A Generalized Framework of Antisymmetric Polyspectral Indices for Identifying High-Order Neural Interactions
Alessio Basti, Rikkert Hindriks, Ruggero Freddi, Gian Luca Romani, Vittorio Pizzella + 2 more
TLDR
This paper introduces novel antisymmetric polyspectral indices to accurately identify high-order neural interactions, overcoming issues like volume conduction.
Key contributions
- Proposes a generalized framework of antisymmetric polyspectral indices for N-order neural interactions.
- Robustly quantifies harmonic dependencies (f_N = sum f_i), overcoming volume conduction artifacts.

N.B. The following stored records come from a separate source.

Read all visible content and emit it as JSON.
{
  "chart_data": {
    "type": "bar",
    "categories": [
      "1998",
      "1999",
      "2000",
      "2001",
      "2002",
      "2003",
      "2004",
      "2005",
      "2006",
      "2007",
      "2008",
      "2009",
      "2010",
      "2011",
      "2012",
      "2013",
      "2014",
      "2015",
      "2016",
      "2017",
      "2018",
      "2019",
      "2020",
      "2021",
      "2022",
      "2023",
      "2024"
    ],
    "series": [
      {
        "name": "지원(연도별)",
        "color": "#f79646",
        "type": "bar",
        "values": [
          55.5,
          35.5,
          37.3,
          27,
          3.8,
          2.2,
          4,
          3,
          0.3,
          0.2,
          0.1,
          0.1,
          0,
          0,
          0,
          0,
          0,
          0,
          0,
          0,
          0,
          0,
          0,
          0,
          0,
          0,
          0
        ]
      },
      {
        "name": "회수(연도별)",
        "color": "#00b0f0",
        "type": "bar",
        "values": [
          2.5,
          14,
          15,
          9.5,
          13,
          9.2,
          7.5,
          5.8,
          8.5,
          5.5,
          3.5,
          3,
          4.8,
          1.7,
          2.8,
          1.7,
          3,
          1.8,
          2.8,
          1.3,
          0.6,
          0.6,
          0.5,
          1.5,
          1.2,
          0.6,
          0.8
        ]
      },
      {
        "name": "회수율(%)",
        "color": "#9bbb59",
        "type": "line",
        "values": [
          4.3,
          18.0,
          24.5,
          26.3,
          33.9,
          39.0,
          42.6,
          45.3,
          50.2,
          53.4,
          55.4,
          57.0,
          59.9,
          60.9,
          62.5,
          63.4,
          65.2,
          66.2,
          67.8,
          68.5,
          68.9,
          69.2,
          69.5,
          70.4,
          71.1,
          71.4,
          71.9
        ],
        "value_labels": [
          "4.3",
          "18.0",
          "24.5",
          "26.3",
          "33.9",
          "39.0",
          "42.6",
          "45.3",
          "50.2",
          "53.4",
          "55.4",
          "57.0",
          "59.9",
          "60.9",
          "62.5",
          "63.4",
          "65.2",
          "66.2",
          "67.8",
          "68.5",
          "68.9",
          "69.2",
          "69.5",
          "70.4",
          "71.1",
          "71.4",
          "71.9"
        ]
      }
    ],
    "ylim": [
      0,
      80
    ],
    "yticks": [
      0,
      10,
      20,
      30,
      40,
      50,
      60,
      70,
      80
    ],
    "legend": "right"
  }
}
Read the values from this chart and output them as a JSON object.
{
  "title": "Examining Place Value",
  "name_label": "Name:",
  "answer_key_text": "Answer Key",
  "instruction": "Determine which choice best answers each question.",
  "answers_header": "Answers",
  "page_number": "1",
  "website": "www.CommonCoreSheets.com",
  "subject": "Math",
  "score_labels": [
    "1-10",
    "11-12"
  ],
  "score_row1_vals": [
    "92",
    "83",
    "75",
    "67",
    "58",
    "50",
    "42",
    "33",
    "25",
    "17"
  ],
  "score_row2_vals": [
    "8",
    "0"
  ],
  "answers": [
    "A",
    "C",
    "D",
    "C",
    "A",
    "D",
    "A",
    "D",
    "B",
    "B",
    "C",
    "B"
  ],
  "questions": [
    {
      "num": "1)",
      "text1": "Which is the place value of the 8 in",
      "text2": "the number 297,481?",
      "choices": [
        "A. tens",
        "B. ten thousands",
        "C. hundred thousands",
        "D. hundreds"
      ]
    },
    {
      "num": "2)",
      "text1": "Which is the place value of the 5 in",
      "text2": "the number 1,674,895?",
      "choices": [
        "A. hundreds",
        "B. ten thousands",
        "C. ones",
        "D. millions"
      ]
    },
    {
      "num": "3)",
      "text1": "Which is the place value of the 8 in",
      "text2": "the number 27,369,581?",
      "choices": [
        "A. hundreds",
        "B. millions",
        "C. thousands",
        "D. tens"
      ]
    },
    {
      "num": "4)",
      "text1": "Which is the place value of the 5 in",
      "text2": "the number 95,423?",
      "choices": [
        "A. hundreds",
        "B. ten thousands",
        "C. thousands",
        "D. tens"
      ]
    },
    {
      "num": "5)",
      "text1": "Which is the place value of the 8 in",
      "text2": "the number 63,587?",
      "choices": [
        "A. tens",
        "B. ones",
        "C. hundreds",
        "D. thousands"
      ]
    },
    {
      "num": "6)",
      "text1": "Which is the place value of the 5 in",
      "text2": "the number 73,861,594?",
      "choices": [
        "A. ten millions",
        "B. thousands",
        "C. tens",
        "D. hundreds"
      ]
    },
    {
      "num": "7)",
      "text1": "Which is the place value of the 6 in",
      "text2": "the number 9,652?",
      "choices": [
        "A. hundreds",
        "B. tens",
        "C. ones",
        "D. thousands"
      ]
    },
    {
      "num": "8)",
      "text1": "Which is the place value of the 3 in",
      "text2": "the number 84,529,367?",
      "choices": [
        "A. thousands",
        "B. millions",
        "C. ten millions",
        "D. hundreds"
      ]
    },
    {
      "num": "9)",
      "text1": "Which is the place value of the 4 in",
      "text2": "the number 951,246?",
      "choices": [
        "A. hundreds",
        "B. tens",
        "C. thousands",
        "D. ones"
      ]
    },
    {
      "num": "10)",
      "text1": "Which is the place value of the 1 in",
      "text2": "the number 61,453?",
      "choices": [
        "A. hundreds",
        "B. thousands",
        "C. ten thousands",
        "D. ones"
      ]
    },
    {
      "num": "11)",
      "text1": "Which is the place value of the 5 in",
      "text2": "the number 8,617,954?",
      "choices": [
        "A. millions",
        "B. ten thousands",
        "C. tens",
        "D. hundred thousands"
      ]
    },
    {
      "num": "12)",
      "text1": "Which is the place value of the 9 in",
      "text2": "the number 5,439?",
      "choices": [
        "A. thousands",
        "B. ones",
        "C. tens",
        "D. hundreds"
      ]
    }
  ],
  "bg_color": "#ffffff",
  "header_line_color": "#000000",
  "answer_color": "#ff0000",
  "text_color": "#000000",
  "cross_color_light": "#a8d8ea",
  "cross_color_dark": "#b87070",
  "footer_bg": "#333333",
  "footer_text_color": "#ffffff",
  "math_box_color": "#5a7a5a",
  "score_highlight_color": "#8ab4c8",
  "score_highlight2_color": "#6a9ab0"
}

- Validated in simulations and EEG, revealing higher-order brain interactions missed by standard methods.
Why it matters
This work provides a crucial tool for neuroscientists to accurately identify complex, higher-order brain interactions, previously obscured by methodological limitations. By overcoming issues like volume conduction, it enables deeper insights into brain function and could lead to personalized neuromodulation therapies.
Original Abstract
Cross-frequency interactions are fundamental brain mechanisms for integrating information across temporal scales. However, accurate identification of these couplings is hindered by complex multi-frequency nonlinearities and by spurious, zero-lag artifacts caused by volume conduction. To our knowledge, conventional metrics lack a robust framework to characterize genuine interactions among multiple time series where a frequency of interest $f_N$ arises from the combination of $N-1$ components such that $f_N = \sum_{i=1}^{N-1} f_i$. We introduce a general family of antisymmetric cross-polyspectral indices designed to quantify these harmonic dependencies while being intrinsically robust to instantaneous mixing. We derive the theoretical properties of these quantities and validate them through simulations of cubic nonlinearities. As a proof of concept, we apply the indices to empirical EEG recordings; the results reveal significant higher-order dependencies that elude standard analytical approaches. We further discuss how these indices can inform novel, personalized multi-site transcranial magnetic stimulation (mTMS) protocols by enabling the selective monitoring and modulation of specific multi-frequency network interactions.